Si seulement je pouvais redevenir moi-même ne serait-ce que quelques minutes pour tenter d'arrêter cette folie. Ce serait une mission suicide : je suis seul au milieu d'une armée, entouré de chars d'assaut. Même si je réussissais, je ne pourrai pas vivre en ayant connaissance de tous mes crimes, malgré que je ne sois pas pleinement responsable de mes actes. Je ne pourrai pas refaire une vie normale avec tout ce sang sur les mains, surtout le sien. Je préférerai mourir plutôt que de supporter ce fardeau insurmontable.
Dans un seul et même mouvement, nous saisissons nos mitrailleuses et les maintenons prêtes à faire feu. Qui donc est encore assez fou pour se mesurer à notre armée monstrueuse ? Au fond, j'espère bien qu'il mettra fin à mon existence pour que je n'ai plus à me voir ainsi. Pour que plus personne ne puisse utiliser mon corps pour de tels desseins. L'avant-garde s'avance et se met en position, leurs armes pointées vers l'autre côté de la rue où il n'y a pas âme qui vive. Est-ce juste une manœuvre de ceux qui nous contrôlent pour se moquer de nous ? Ce ne serait pas la première fois. Toujours dans un même mouvement, le reste de l'infanterie fait demi-tour et se place derrière les blindés qui ont, eux aussi, pointés leurs canons vers leur cible imaginaire.

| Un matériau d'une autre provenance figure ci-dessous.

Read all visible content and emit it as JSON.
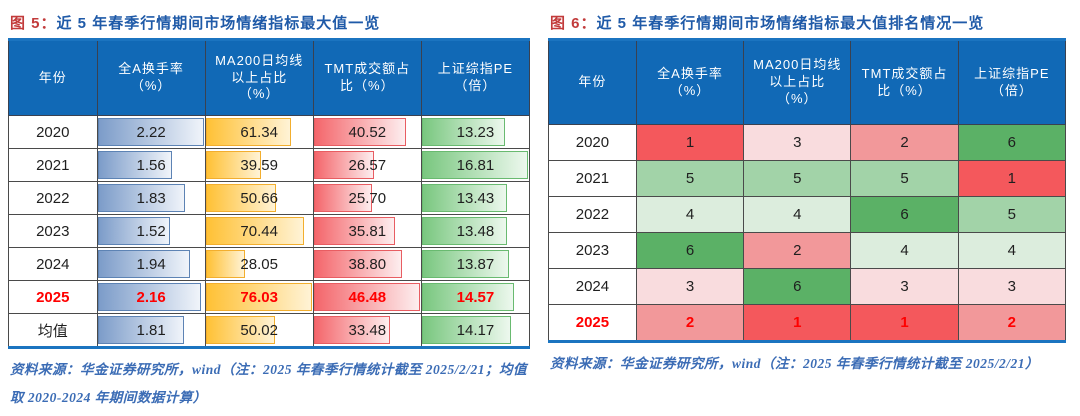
{
  "colors": {
    "header_bg": "#1169B6",
    "rule_blue": "#1B74C0",
    "title_blue": "#1F5AA8",
    "title_red": "#C23B3B",
    "source_blue": "#3B6CB5",
    "highlight_red": "#FF0000"
  },
  "figures": [
    {
      "title_prefix": "图 5：",
      "title_text": "近 5 年春季行情期间市场情绪指标最大值一览",
      "table_type": "databar",
      "columns": [
        "年份",
        "全A换手率\n（%）",
        "MA200日均线\n以上占比\n（%）",
        "TMT成交额占\n比（%）",
        "上证综指PE\n（倍）"
      ],
      "column_max": [
        2.22,
        76.03,
        46.48,
        16.81
      ],
      "bar_styles": [
        {
          "start": "#7C9CC9",
          "end": "#F0F4FA",
          "border": "#5D83B4"
        },
        {
          "start": "#FFC135",
          "end": "#FFF3D6",
          "border": "#F2AE2E"
        },
        {
          "start": "#F4666B",
          "end": "#FDEEEF",
          "border": "#E85D62"
        },
        {
          "start": "#79C77F",
          "end": "#EDF8EE",
          "border": "#69BA70"
        }
      ],
      "rows": [
        {
          "year": "2020",
          "values": [
            "2.22",
            "61.34",
            "40.52",
            "13.23"
          ],
          "highlight": false
        },
        {
          "year": "2021",
          "values": [
            "1.56",
            "39.59",
            "26.57",
            "16.81"
          ],
          "highlight": false
        },
        {
          "year": "2022",
          "values": [
            "1.83",
            "50.66",
            "25.70",
            "13.43"
          ],
          "highlight": false
        },
        {
          "year": "2023",
          "values": [
            "1.52",
            "70.44",
            "35.81",
            "13.48"
          ],
          "highlight": false
        },
        {
          "year": "2024",
          "values": [
            "1.94",
            "28.05",
            "38.80",
            "13.87"
          ],
          "highlight": false
        },
        {
          "year": "2025",
          "values": [
            "2.16",
            "76.03",
            "46.48",
            "14.57"
          ],
          "highlight": true
        },
        {
          "year": "均值",
          "values": [
            "1.81",
            "50.02",
            "33.48",
            "14.17"
          ],
          "highlight": false
        }
      ],
      "source_note": "资料来源：华金证券研究所，wind（注：2025 年春季行情统计截至 2025/2/21；均值取 2020-2024 年期间数据计算）"
    },
    {
      "title_prefix": "图 6：",
      "title_text": "近 5 年春季行情期间市场情绪指标最大值排名情况一览",
      "table_type": "colorscale",
      "columns": [
        "年份",
        "全A换手率\n（%）",
        "MA200日均线\n以上占比\n（%）",
        "TMT成交额占\n比（%）",
        "上证综指PE\n（倍）"
      ],
      "rank_colors": {
        "1": "#F4585C",
        "2": "#F2989A",
        "3": "#F9DCDE",
        "4": "#DCEDDD",
        "5": "#A2D3A8",
        "6": "#5BB166"
      },
      "rows": [
        {
          "year": "2020",
          "ranks": [
            1,
            3,
            2,
            6
          ],
          "highlight": false
        },
        {
          "year": "2021",
          "ranks": [
            5,
            5,
            5,
            1
          ],
          "highlight": false
        },
        {
          "year": "2022",
          "ranks": [
            4,
            4,
            6,
            5
          ],
          "highlight": false
        },
        {
          "year": "2023",
          "ranks": [
            6,
            2,
            4,
            4
          ],
          "highlight": false
        },
        {
          "year": "2024",
          "ranks": [
            3,
            6,
            3,
            3
          ],
          "highlight": false
        },
        {
          "year": "2025",
          "ranks": [
            2,
            1,
            1,
            2
          ],
          "highlight": true
        }
      ],
      "source_note": "资料来源：华金证券研究所，wind（注：2025 年春季行情统计截至 2025/2/21）"
    }
  ]
}
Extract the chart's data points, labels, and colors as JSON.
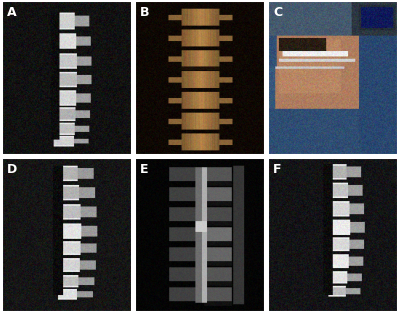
{
  "figsize": [
    4.0,
    3.13
  ],
  "dpi": 100,
  "layout": {
    "rows": 2,
    "cols": 3
  },
  "panels": [
    "A",
    "B",
    "C",
    "D",
    "E",
    "F"
  ],
  "border_color": "#ffffff",
  "border_width": 1.5,
  "label_color": "#ffffff",
  "label_fontsize": 9,
  "label_fontweight": "bold",
  "wspace": 0.02,
  "hspace": 0.02
}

Celui qui nous commande, un type cruel, violent et manipulateur, vient ce placer devant nous et lance un regard méprisant sur son troupeau de moutons. Je le connais juste assez pour savoir qu'il jubile intérieurement de me voir dans cet état là. Après tout, celui qui l'avait toujours surpassé en tout est à présent une machine prête à exécuter le moindre de ses ordres sans réfléchir. A sa place j'aurais pu être pareil. Je me demande d'ailleurs ce que je préfère entre ces deux positions : être inconscient et appuyer sur la gâchette ou l'inverse ?
Je suis au premier rang et lui est face à moi. Il me fixe droit dans les yeux, une joie cruelle au fond du regard. Qu'est-ce que j'aurais aimé pouvoir riposter. Un sentiment de révolte envahi ma conscience. J'en ai assez de tout cela. Cela doit se voir sur mon visage car il lance avec un air de provocation et de pur mépris :
« Tu sais bien que ça ne sert à rien de t'énerver, tu ne peux rien contre moi, c'est moi qui te contrôle. »
Un sourire narquois étire ses lèvres. Il sait que je l'entends et il veut en profiter un maximum. Je ne peux m'empêcher de me jurer intérieurement qu'il va me payer tout cela. Mais quand ?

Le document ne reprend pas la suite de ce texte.